In sixth grade, we made rock candy. I don’t remember much of the science or the project or the taste. But I do remember that we all brought in cups (plural) of sugar and kept them in our locker the day of the experiment. I also remember one of my best friends and I reaching for something in one of our lockers and watching in horror as a container of white sugar cracked to the floor and spilt everywhere.
To this day, I remember how hard we laughed. I remember the immediate horror—would we get in trouble? Where do they keep the brooms? Wait, how will we make our rock candy? And digging into my memory bank to write this post, I realize I don’t remember the answers to any of those or of really what came next. I’m sure we helped clean it up. I’m sure we somehow made rock candy eventually. And I’m sure a broom was involved somewhere.
But I remember the laughter. The friendship. The way this became a core memory of our relationship. It’s worth noting that to this day, this classmate remains one of my dearest and oldest friends.
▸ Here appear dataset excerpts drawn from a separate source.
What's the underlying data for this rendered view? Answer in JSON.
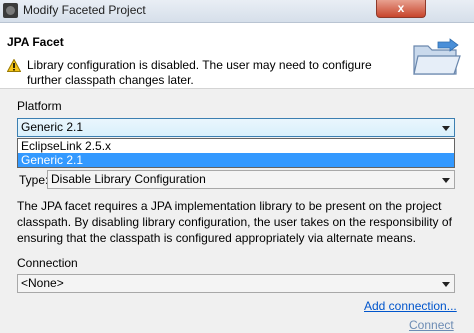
{
  "window": {
    "title": "Modify Faceted Project",
    "close_label": "x"
  },
  "header": {
    "title": "JPA Facet",
    "message": "Library configuration is disabled. The user may need to configure further classpath changes later.",
    "message_icon": "warning-icon",
    "banner_icon": "folder-icon"
  },
  "platform": {
    "label": "Platform",
    "selected": "Generic 2.1",
    "options": [
      "EclipseLink 2.5.x",
      "Generic 2.1"
    ],
    "highlighted_option": "Generic 2.1"
  },
  "library": {
    "type_label": "Type:",
    "type_value": "Disable Library Configuration",
    "description": "The JPA facet requires a JPA implementation library to be present on the project classpath. By disabling library configuration, the user takes on the responsibility of ensuring that the classpath is configured appropriately via alternate means."
  },
  "connection": {
    "label": "Connection",
    "selected": "<None>",
    "add_link": "Add connection...",
    "connect_link": "Connect"
  },
  "colors": {
    "selection": "#3399ff",
    "link": "#0055cc",
    "close_button": "#c7452c"
  }
}
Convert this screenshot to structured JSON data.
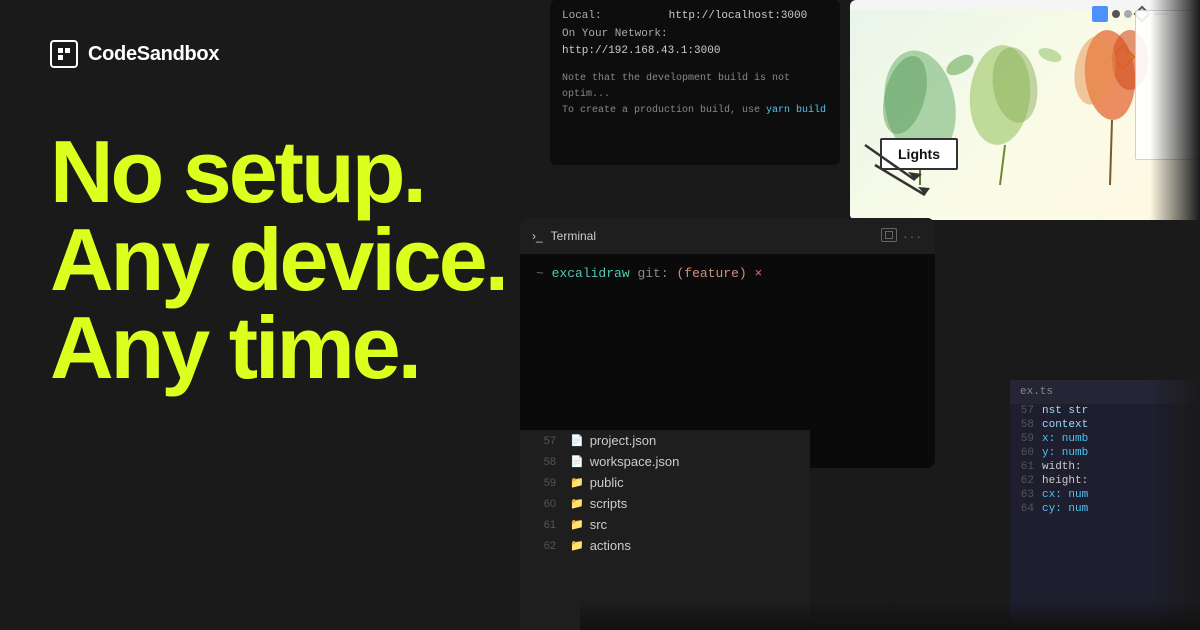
{
  "brand": {
    "logo_text": "CodeSandbox",
    "logo_box_char": "□"
  },
  "hero": {
    "line1": "No setup.",
    "line2": "Any device.",
    "line3": "Any time."
  },
  "dev_server": {
    "local_label": "Local:",
    "local_url": "http://localhost:3000",
    "network_label": "On Your Network:",
    "network_url": "http://192.168.43.1:3000",
    "note_line1": "Note that the development build is not optim...",
    "note_line2": "To create a production build, use ",
    "yarn_cmd": "yarn build"
  },
  "drawing": {
    "lights_label": "Lights"
  },
  "terminal": {
    "title": "Terminal",
    "prompt_tilde": "~",
    "dirname": "excalidraw",
    "git_prefix": "git:",
    "git_branch": "(feature)",
    "git_modified": "×"
  },
  "file_tree": {
    "items": [
      {
        "line": "57",
        "type": "file",
        "name": "project.json"
      },
      {
        "line": "58",
        "type": "file",
        "name": "workspace.json"
      },
      {
        "line": "59",
        "type": "folder",
        "name": "public"
      },
      {
        "line": "60",
        "type": "folder",
        "name": "scripts"
      },
      {
        "line": "61",
        "type": "folder",
        "name": "src"
      },
      {
        "line": "62",
        "type": "folder",
        "name": "actions"
      }
    ]
  },
  "code": {
    "filename": "ex.ts",
    "lines": [
      {
        "num": "57",
        "content": "nst str"
      },
      {
        "num": "58",
        "content": "context"
      },
      {
        "num": "59",
        "content": "x: numb"
      },
      {
        "num": "60",
        "content": "y: numb"
      },
      {
        "num": "61",
        "content": "width:"
      },
      {
        "num": "62",
        "content": "height:"
      },
      {
        "num": "63",
        "content": "cx: num"
      },
      {
        "num": "64",
        "content": "cy: num"
      }
    ]
  }
}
There’s a lot of statistics about how kids laugh more than adults. Research shows that children are giggling around 17.5 times more frequently than adults in the course of each day.
I was talking to a fellow adult recently who mentioned that they don’t always laugh out loud when watching a funny movie or comedy special by themselves. They weren’t sure why and we weren’t troubleshooting their media consumption. Just an observation really. Maybe we don’t laugh as much as we should.
A couple weeks ago, I was holding a box of vegan truffles. I unwrapped the ribbon and found 4 distinct chocolates inside. Naturally, my co-eater and I knew that in order to try each of the flavors, we would have to split each chocolate in half. And so we did that. Delicately. Over the course of a few hours. Meticulously splitting bite size chocolates into baby bite sized treats.
When I went to throw the last wrapper away and break down the box for recycling, I realized there was a layer of paper underneath… a layer that lead to four more chocolates, identical to the ones we had so dutifully split.
And I absolutely lost it. I mean sink to the floor, clutch your side, tears in your eyes, belly gut lost it. I had purchased these chocolates… apparently with no recollection of the quantity. And I had painstakingly assured that we’d have equal bites of the sweet treat. And after all of that… after all of that… there were 4 more chocolates. Enough for each person to have one full truffle in each flavor.
And so I laughed. I laughed over spilt sugar… like I had 15 years ago in my elementary school hallways.
And perhaps if we are to have moments like this… gentle, silly, harmless moments of genuine delight, surprise, and joy… maybe we can build more laughter into our worlds. Maybe we can build more light.